Atrial fibrillation (AF) is the most common sustained arrhythmia seen in clinical practice. AF affects nearly 2.5 million Americans and 4.5 million Europeans, and as a result, accounts for the majority of arrhythmia-related physician visits and hospital admissions.1, 2, 3 Although the majority of these cases are not immediately life threatening, AF is associated with significant complications, such as stroke, as well as reductions in quality of life, functional status, and cardiac performance. In addition, patients with AF are at higher risk of overall mortality when compared with non-AF patients.4

The pharmacologic management of AF has been traditionally dichotomized into 2 competing strategies: control of ventricular rate or re-establishment and maintenance of sinus rhythm.
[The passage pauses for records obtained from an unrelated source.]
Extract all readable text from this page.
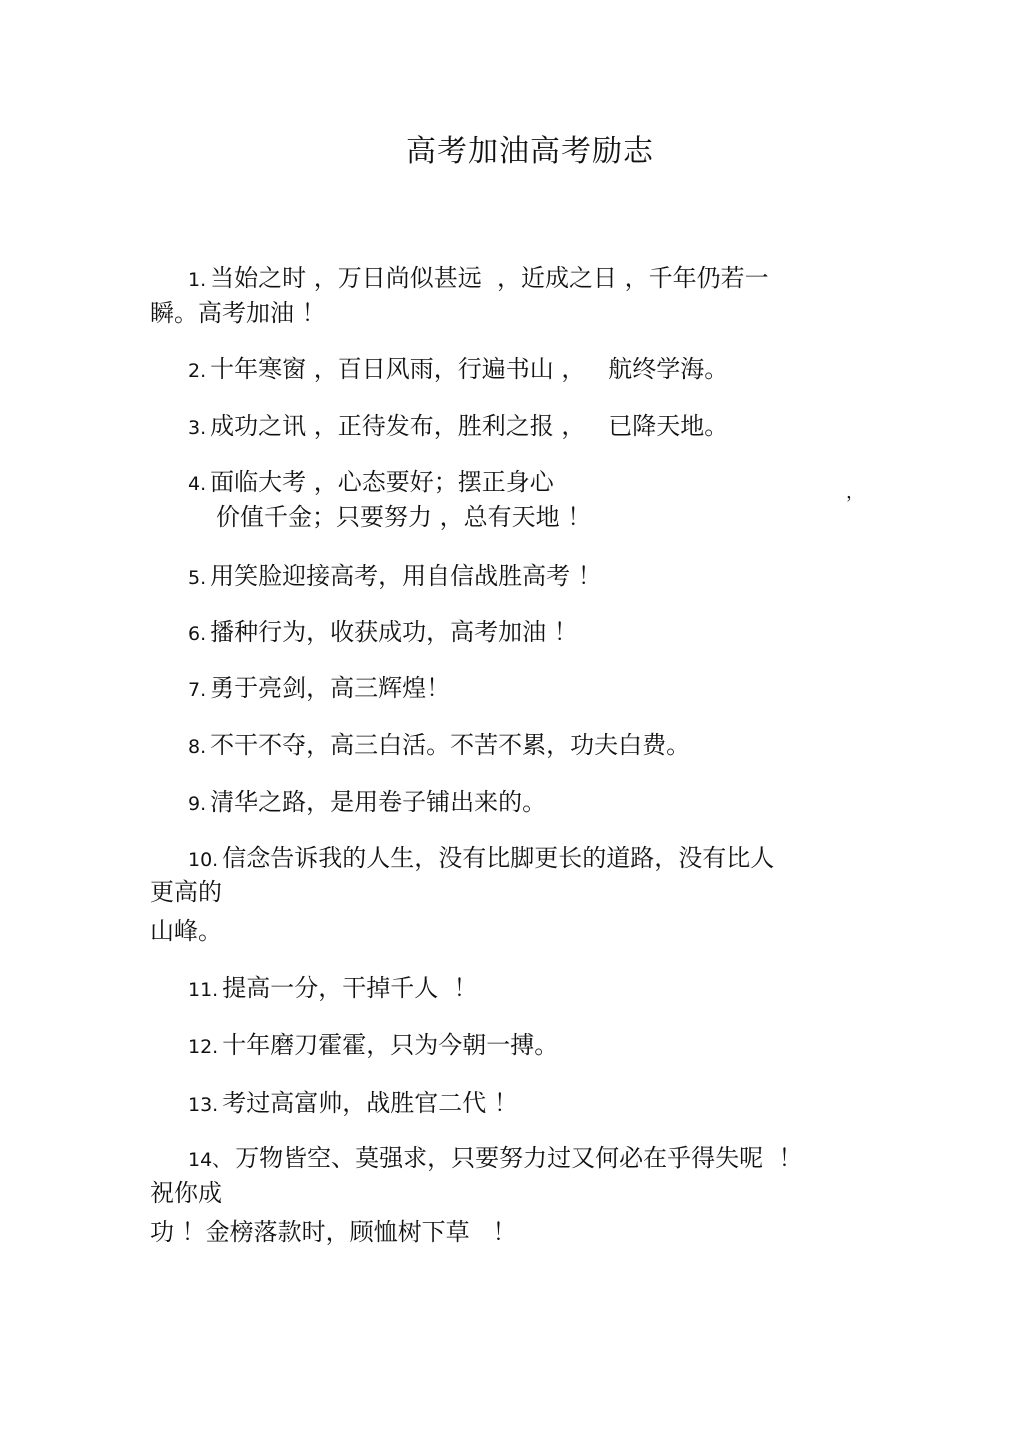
高考加油高考励志
1. 当始之时 ，万日尚似甚远  ，近成之日 ，千年仍若一
瞬。高考加油 ！
2. 十年寒窗 ，百日风雨，行遍书山 ，   航终学海。
3. 成功之讯 ，正待发布，胜利之报 ，   已降天地。
4. 面临大考 ，心态要好；摆正身心	，
价值千金；只要努力 ，总有天地 ！
5. 用笑脸迎接高考，用自信战胜高考 ！
6. 播种行为，收获成功，高考加油 ！
7. 勇于亮剑，高三辉煌！
8. 不干不夺，高三白活。不苦不累，功夫白费。
9. 清华之路，是用卷子铺出来的。
10. 信念告诉我的人生，没有比脚更长的道路，没有比人
更高的
山峰。
11. 提高一分，干掉千人  ！
12. 十年磨刀霍霍，只为今朝一搏。
13. 考过高富帅，战胜官二代 ！
14、 万物皆空、莫强求，只要努力过又何必在乎得失呢  ！
祝你成
功 ！金榜落款时，顾恤树下草   ！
Traditionally, the maintenance of sinus rhythm by means of cardioversion followed by the chronic use of antiarrhythmic drugs (AAD) was chosen as the initial therapy for AF. In contrast to the prevailing clinical practice, landmark trials published over the past 10 years have not demonstrated a significant benefit with a strategy of routine rhythm control in respect to survival, stroke prevention, or quality of life. These studies have suggested that a strategy focused on minimizing symptoms and complications with ventricular rate control is equally efficacious, particularly in an elderly, minimally symptomatic patient population.5, 6, 7, 8, 9, 10

The purpose of this study was to evaluate the use of rate-controlling medications and AADs in the Canadian Registry of Atrial Fibrillation (CARAF) over a 16-year period (1991 to 2007). Because CARAF I and CARAF II are nondirected cohorts, they provide the opportunity to evaluate the long-term trends in drug therapy for patients with AF beginning in the 10-year period prior to the publication of the American College of Cardiology/American Heart Association/European Society of Cardiology clinical practice guidelines for the management of AF in 2001 through the publication of the landmark AF trials in the late 1990s to early 2000s.5, 6, 7, 8, 9, 10 As such, it provides unique insight into the use of antiarrhythmic and rate-controlling medications by primary and secondary care physicians over time.

Section snippets

Methods

Detailed methods of the CARAF cohorts have been reported elsewhere.11, 12 Briefly, CARAF I and II are prospective cohort studies that document the natural history and management of patients with new-onset AF or flutter. CARAF I enrolled 1,095 patients in 6 Canadian cities between 1991 and 1996. CARAF II added Toronto to the original 6 cities and enrolled 503 patients between 2001 and 2003. In both cohorts, patients were enrolled from emergency rooms, cardiology laboratories, hospitals, and

Rate versus rhythm control from 1991 to 2007

The proportion of patients in the CARAF studies receiving AADs to maintain sinus rhythm (rhythm control strategy) increased from 26.9% in 1991 to 42.4% in 1994 (Figure 1). There was a steady decline in the frequency of AAD use from a peak in 1994 through the end of follow-up in 2007 (with the exception of a slight increase in use in 2003). In both CARAF I and CARAF II, as well as in the combined cohort, the use of AAD was highest in the first year after AF diagnosis (45.6% for the combined

Discussion

AF and flutter are increasingly common medical problems for which the pharmacologic management has changed significantly over the past 20 years. From these 2 large nondirected prospective cohort studies, we were able to gain insight into the evolving long-term trends in the pharmacologic management of AF beginning in the 10-year period prior to the publication of landmark AF trials in the late 1990s and early 2000s.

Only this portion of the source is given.